Le présent rapport a vocation à dresser un état des lieux de la gouvernance des affaires de la jeunesse en Tunisie. Il examine la législation, les politiques et stratégies, les capacités institutionnelles, les ressources financières et humaines, ainsi que les outils et mécanismes de gouvernance mis en œuvre dans le pays pour assurer des politiques et des services publics qui répondent aux besoins de la jeunesse tunisienne. Il présente aussi les défis et les opportunités en matière de participation des jeunes.

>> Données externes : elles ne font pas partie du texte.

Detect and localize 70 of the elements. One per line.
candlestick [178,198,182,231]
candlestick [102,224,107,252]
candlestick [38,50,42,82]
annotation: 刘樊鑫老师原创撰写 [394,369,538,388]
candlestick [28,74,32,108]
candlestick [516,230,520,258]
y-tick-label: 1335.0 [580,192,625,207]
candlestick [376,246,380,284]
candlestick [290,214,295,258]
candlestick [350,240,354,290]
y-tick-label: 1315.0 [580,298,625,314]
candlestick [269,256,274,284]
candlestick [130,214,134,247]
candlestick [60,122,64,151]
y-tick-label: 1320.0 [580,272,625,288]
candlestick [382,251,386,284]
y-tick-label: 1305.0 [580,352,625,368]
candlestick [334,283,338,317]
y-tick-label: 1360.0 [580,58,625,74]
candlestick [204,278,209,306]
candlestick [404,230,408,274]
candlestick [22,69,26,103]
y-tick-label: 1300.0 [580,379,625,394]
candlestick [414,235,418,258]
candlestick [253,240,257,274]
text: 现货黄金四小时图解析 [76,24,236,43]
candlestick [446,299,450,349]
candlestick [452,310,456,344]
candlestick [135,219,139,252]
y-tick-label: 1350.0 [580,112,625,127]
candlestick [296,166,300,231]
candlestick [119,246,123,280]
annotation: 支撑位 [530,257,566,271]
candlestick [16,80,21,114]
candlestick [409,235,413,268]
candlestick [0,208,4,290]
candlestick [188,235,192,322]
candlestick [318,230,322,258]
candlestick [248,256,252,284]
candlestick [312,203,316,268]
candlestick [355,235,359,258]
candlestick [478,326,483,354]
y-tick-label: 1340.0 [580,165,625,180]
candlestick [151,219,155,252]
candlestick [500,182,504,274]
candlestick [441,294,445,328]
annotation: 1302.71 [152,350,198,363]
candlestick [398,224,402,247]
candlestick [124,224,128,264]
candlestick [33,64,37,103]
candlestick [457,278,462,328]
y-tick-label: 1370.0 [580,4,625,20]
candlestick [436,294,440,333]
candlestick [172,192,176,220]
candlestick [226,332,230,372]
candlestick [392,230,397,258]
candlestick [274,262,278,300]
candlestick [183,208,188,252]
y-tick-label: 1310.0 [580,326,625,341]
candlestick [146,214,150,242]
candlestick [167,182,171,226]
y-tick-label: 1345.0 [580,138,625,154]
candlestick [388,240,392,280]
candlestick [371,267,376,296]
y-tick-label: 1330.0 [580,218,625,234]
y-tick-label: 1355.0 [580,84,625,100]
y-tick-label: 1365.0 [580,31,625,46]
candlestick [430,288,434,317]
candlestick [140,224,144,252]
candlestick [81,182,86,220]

Il formule ensuite des recommandations à l’attention du gouvernement tunisien qui s’appuient sur l’expérience des pays Membres de l’OCDE ainsi que sur les standards de l’OCDE en matière de politiques de jeunesse, et particulièrement concernant l’autonomisation et la participation des jeunes dans la vie publique.
Plus largement, la coopération entre la Tunisie et l’OCDE s’inscrit dans le Programme MENA-OCDE pour la Gouvernance, un partenariat stratégique entre les pays de la région du Moyen-Orient et de l’Afrique du Nord et les pays Membres de l’OCDE, coprésidé par la Tunisie depuis 2016. Dans le cadre de ce Programme, l’OCDE soutient les efforts de la Tunisie depuis une quinzaine d’années dans plusieurs domaines liés à la gouvernance publique, tels que le gouvernement ouvert, l’intégrité et la lutte contre la corruption, la participation citoyenne, l’égalité des genres, la gestion budgétaire et la gouvernance locale.
Dans le domaine de la gouvernance des affaires des jeunes, l’OCDE soutient la création et le renforcement des capacités de conseils locaux de la jeunesse pilotes ainsi que la modernisation de la gestion des maisons de jeunes. Elle encourage aussi la création d’un Conseil National de la Jeunesse ainsi que l’élaboration et la mise en œuvre d’une politique de la jeunesse intégrée et la modernisation de la communication entre l’administration et les jeunes.